Spiritual Seeker vs. Spiritual Practitioner: A Call for Authenticity
In the modern world, many identify as spiritual seekers. They read sacred texts, attend teachings, and speak of awakening, love, and truth. Yet the depth of spiritual transformation does not lie in seeking alone—it lies in consistent, courageous practice.
It is possible to be a devoted seeker and still harbor deep fear, resentment, pride, and attachment. It is even possible to nurture disrespect for one’s own teachers—those who represent the very wisdom one claims to revere. When this happens, there is a fundamental misunderstanding at play. One has confused spirituality with religion, and practice with identity.
The Danger of Identity-Based Religion
When a person identifies with a religion rather than embodying its truth, they wear their spiritual path like a badge, not a mirror. They conflate knowing doctrines with knowing reality. This creates an ego that is harder to detect—the spiritual ego. Cloaked in conviction, this ego believes it already knows the truth. And when one believes they already know, they stop looking. They stop seeing. They stop transforming.
In this condition, spirituality becomes a performance:
- Reciting mantras, but not softening the heart.
- Attending retreats but avoiding inner honesty.
- Speaking of the Dharma but living from fear and control.
This ego may also protect itself by judging others harshly, rationalizing anger, or rejecting the guidance of genuine teachers. To maintain its false sense of authority, it must feel superior. The tragedy is that this path, once meant to free the heart, becomes another prison.
The Role of a True Teacher
A qualified teacher is not merely a figure of authority. In Vajrayāna and Mikkyō Jōdo traditions, the teacher represents a direct link to awakened awareness itself. To disrespect a genuine teacher due to personal reactivity is to turn away from the light one claims to seek.
Such rejection often masks an unwillingness to surrender, to be corrected, or to let go of cherished self-images. When the teacher mirrors the ego’s illusions, the ego rebels. It may even masquerade as “righteous discernment” to avoid humility.
But the essence of the teacher-student relationship is not control. It is mutual participation in truth. One leads, one follows—for a time—until the truth becomes fully embodied.
What Is True Spiritual Practice?
Spiritual practice is not about image or knowledge. It is about internal revolution:
- Facing one’s fears without running.
- Meeting anger and not believing its story.
- Not clinging to views, even “spiritual” ones.
- Living with reverence and gratitude for guidance.
- Surrendering to the death of the ego, again and again.
As Zen master Dōgen said:
To study the Buddha Way is to study the self. To study the self is to forget the self. To forget the self is to be actualized by all things.
This is not about adopting a new identity. It is about shedding every identity, especially the spiritual one.
Religion Is the Raft, Not the Shore
All teachings—Buddhism, Pure Land, Vajrayāna, Mikkyō, Zen—are upāya, skillful means. They are meant to liberate, not to entrench. They are meant to be practiced, not worn as armor.

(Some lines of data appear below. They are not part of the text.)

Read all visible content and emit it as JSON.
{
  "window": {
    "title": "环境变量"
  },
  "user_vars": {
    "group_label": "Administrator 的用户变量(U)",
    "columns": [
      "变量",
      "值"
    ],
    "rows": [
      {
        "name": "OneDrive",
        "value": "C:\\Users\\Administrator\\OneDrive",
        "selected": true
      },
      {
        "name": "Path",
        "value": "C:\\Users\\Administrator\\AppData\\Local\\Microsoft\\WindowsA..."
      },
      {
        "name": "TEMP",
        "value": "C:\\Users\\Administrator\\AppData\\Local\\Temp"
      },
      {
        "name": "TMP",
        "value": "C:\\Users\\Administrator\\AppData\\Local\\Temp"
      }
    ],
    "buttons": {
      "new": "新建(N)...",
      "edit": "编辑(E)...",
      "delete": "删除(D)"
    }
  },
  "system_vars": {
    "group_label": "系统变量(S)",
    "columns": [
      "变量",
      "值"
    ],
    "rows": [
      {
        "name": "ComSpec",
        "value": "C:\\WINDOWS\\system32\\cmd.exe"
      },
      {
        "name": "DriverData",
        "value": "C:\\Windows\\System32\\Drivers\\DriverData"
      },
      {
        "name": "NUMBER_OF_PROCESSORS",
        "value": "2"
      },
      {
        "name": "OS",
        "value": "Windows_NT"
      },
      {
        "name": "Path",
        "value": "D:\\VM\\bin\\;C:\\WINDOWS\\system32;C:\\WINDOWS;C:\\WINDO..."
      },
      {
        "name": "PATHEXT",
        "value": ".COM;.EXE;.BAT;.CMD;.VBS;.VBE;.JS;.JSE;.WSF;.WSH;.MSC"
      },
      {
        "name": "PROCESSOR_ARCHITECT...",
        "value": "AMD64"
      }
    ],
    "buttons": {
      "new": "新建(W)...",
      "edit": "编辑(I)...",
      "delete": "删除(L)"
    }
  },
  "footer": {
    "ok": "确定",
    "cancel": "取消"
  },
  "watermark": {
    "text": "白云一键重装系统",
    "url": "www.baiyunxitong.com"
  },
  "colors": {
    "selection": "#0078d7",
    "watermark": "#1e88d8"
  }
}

One who confuses religion for realization builds a fortress of belief and hides inside it. One who practices sincerely tears that fortress down, brick by brick.
The Courage to Die Before Dying
To be a real practitioner means to let go of the illusion of control, of status, of being “right.” It means to bow—not to a personality, but to the truth reflected in the teacher, the practice, and every challenge along the path.
Such a path is not easy, but it is real. It does not always feel good, but it frees the heart. Until a seeker becomes a practitioner, their journey will circle endlessly around the self.
But once one dares to let go—then seeking ends. And seeing begins.